En medio de las tensiones cruzadas entre Santiago Caputo, Martín Menem y distintos sectores libertarios, en la Casa Rosada crece la preocupación por el nivel de descontrol político interno y por la imposibilidad de Karina Milei de contener una disputa que ya desborda los límites habituales del oficialismo.

La situación también vuelve a poner bajo presión al jefe de Gabinete, Manuel Adorni, cuyo nombre aparece cada vez más involucrado en las operaciones y enfrentamientos internos que atraviesan al Gobierno.
Dentro del oficialismo reconocen que el clima político es cada vez más tenso y que la lista de dirigentes considerados “traidores” no deja de crecer.
A los ya enfrentados Victoria Villarruel, Ramiro Marra, Mauricio Macri, Nicolás Posse y Diana Mondino, ahora se sumó Patricia Bullrich, señalada por sectores libertarios como una dirigente que comenzó a despegarse políticamente del Presidente.

La disputa más delicada hoy enfrenta a Santiago Caputo con Martín Menem, en una pelea que incluye acusaciones por operaciones en redes sociales y supuestas filtraciones internas destinadas a golpear a funcionarios del gabinete.
En paralelo, distintas voces cercanas al oficialismo sostienen que Javier Milei se muestra cada vez más irritable y convencido de que existe una operación permanente para debilitar a su gobierno.
Aunque conserva poder formal dentro del armado libertario, cerca de Karina Milei reconocen que la secretaria general enfrenta crecientes dificultades para ordenar las distintas tribus del oficialismo.

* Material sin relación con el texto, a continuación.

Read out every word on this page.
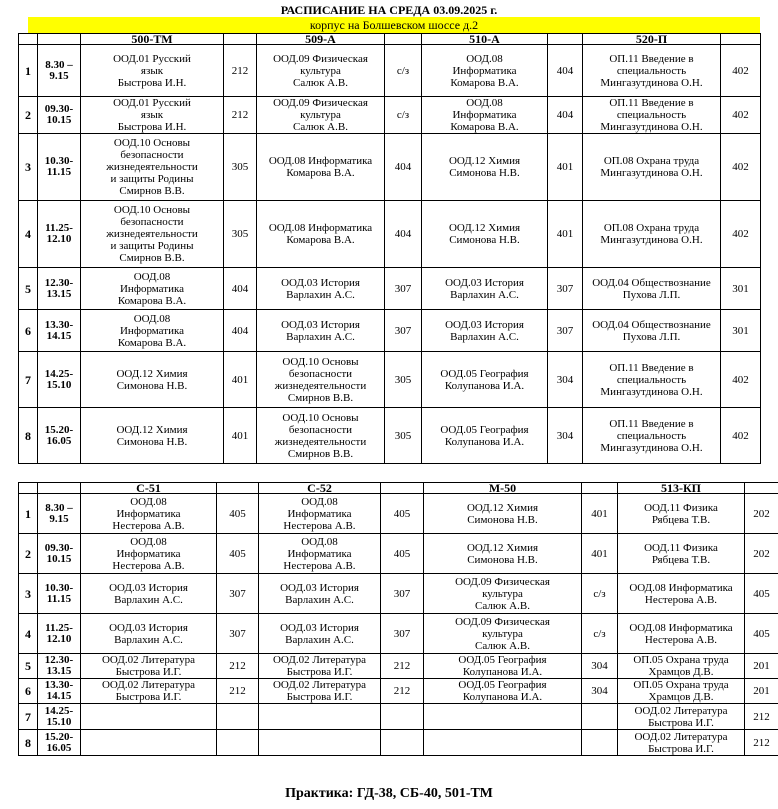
РАСПИСАНИЕ НА СРЕДА 03.09.2025 г.
корпус на Болшевском шоссе д.2
		500-ТМ		509-А		510-А		520-П	
1	8.30 –
9.15	ООД.01 Русский
язык
Быстрова И.Н.	212	ООД.09 Физическая
культура
Салюк А.В.	с/з	ООД.08
Информатика
Комарова В.А.	404	ОП.11 Введение в
специальность
Мингазутдинова О.Н.	402
2	09.30-
10.15	ООД.01 Русский
язык
Быстрова И.Н.	212	ООД.09 Физическая
культура
Салюк А.В.	с/з	ООД.08
Информатика
Комарова В.А.	404	ОП.11 Введение в
специальность
Мингазутдинова О.Н.	402
3	10.30-
11.15	ООД.10 Основы
безопасности
жизнедеятельности
и защиты Родины
Смирнов В.В.	305	ООД.08 Информатика
Комарова В.А.	404	ООД.12 Химия
Симонова Н.В.	401	ОП.08 Охрана труда
Мингазутдинова О.Н.	402
4	11.25-
12.10	ООД.10 Основы
безопасности
жизнедеятельности
и защиты Родины
Смирнов В.В.	305	ООД.08 Информатика
Комарова В.А.	404	ООД.12 Химия
Симонова Н.В.	401	ОП.08 Охрана труда
Мингазутдинова О.Н.	402
5	12.30-
13.15	ООД.08
Информатика
Комарова В.А.	404	ООД.03 История
Варлахин А.С.	307	ООД.03 История
Варлахин А.С.	307	ООД.04 Обществознание
Пухова Л.П.	301
6	13.30-
14.15	ООД.08
Информатика
Комарова В.А.	404	ООД.03 История
Варлахин А.С.	307	ООД.03 История
Варлахин А.С.	307	ООД.04 Обществознание
Пухова Л.П.	301
7	14.25-
15.10	ООД.12 Химия
Симонова Н.В.	401	ООД.10 Основы
безопасности
жизнедеятельности
Смирнов В.В.	305	ООД.05 География
Колупанова И.А.	304	ОП.11 Введение в
специальность
Мингазутдинова О.Н.	402
8	15.20-
16.05	ООД.12 Химия
Симонова Н.В.	401	ООД.10 Основы
безопасности
жизнедеятельности
Смирнов В.В.	305	ООД.05 География
Колупанова И.А.	304	ОП.11 Введение в
специальность
Мингазутдинова О.Н.	402
		С-51		С-52		М-50		513-КП	
1	8.30 –
9.15	ООД.08
Информатика
Нестерова А.В.	405	ООД.08
Информатика
Нестерова А.В.	405	ООД.12 Химия
Симонова Н.В.	401	ООД.11 Физика
Рябцева Т.В.	202
2	09.30-
10.15	ООД.08
Информатика
Нестерова А.В.	405	ООД.08
Информатика
Нестерова А.В.	405	ООД.12 Химия
Симонова Н.В.	401	ООД.11 Физика
Рябцева Т.В.	202
3	10.30-
11.15	ООД.03 История
Варлахин А.С.	307	ООД.03 История
Варлахин А.С.	307	ООД.09 Физическая
культура
Салюк А.В.	с/з	ООД.08 Информатика
Нестерова А.В.	405
4	11.25-
12.10	ООД.03 История
Варлахин А.С.	307	ООД.03 История
Варлахин А.С.	307	ООД.09 Физическая
культура
Салюк А.В.	с/з	ООД.08 Информатика
Нестерова А.В.	405
5	12.30-
13.15	ООД.02 Литература
Быстрова И.Г.	212	ООД.02 Литература
Быстрова И.Г.	212	ООД.05 География
Колупанова И.А.	304	ОП.05 Охрана труда
Храмцов Д.В.	201
6	13.30-
14.15	ООД.02 Литература
Быстрова И.Г.	212	ООД.02 Литература
Быстрова И.Г.	212	ООД.05 География
Колупанова И.А.	304	ОП.05 Охрана труда
Храмцов Д.В.	201
7	14.25-
15.10							ООД.02 Литература
Быстрова И.Г.	212
8	15.20-
16.05							ООД.02 Литература
Быстрова И.Г.	212
Практика: ГД-38, СБ-40, 501-ТМ
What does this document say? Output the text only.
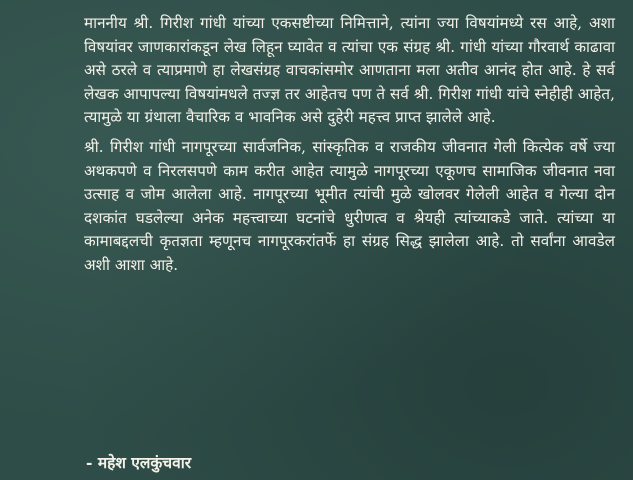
माननीय श्री. गिरीश गांधी यांच्या एकसष्टीच्या निमित्ताने, त्यांना ज्या विषयांमध्ये रस आहे, अशा विषयांवर जाणकारांकडून लेख लिहून घ्यावेत व त्यांचा एक संग्रह श्री. गांधी यांच्या गौरवार्थ काढावा असे ठरले व त्याप्रमाणे हा लेखसंग्रह वाचकांसमोर आणताना मला अतीव आनंद होत आहे. हे सर्व लेखक आपापल्या विषयांमधले तज्ज्ञ तर आहेतच पण ते सर्व श्री. गिरीश गांधी यांचे स्नेहीही आहेत, त्यामुळे या ग्रंथाला वैचारिक व भावनिक असे दुहेरी महत्त्व प्राप्त झालेले आहे.

श्री. गिरीश गांधी नागपूरच्या सार्वजनिक, सांस्कृतिक व राजकीय जीवनात गेली कित्येक वर्षे ज्या अथकपणे व निरलसपणे काम करीत आहेत त्यामुळे नागपूरच्या एकूणच सामाजिक जीवनात नवा उत्साह व जोम आलेला आहे. नागपूरच्या भूमीत त्यांची मुळे खोलवर गेलेली आहेत व गेल्या दोन दशकांत घडलेल्या अनेक महत्त्वाच्या घटनांचे धुरीणत्व व श्रेयही त्यांच्याकडे जाते. त्यांच्या या कामाबद्दलची कृतज्ञता म्हणूनच नागपूरकरांतर्फे हा संग्रह सिद्ध झालेला आहे. तो सर्वांना आवडेल अशी आशा आहे.

- महेश एलकुंचवार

Incluso dirigentes cercanos a la Casa Rosada admiten que existe un área de influencia sobre la que “ya ni se anima a entrar”, en referencia al círculo político y estratégico que rodea a Santiago Caputo.
El deterioro interno además coincide con un escenario económico complejo, donde empresarios y operadores que inicialmente respaldaban el modelo libertario empiezan a mostrar dudas sobre la sustentabilidad política del proyecto.
Mientras algunos sectores del poder económico todavía sostienen expectativas por la estabilidad cambiaria y una eventual recuperación futura, dentro del Gobierno la pelea interna amenaza con convertirse en el principal factor de desgaste político de la administración Milei.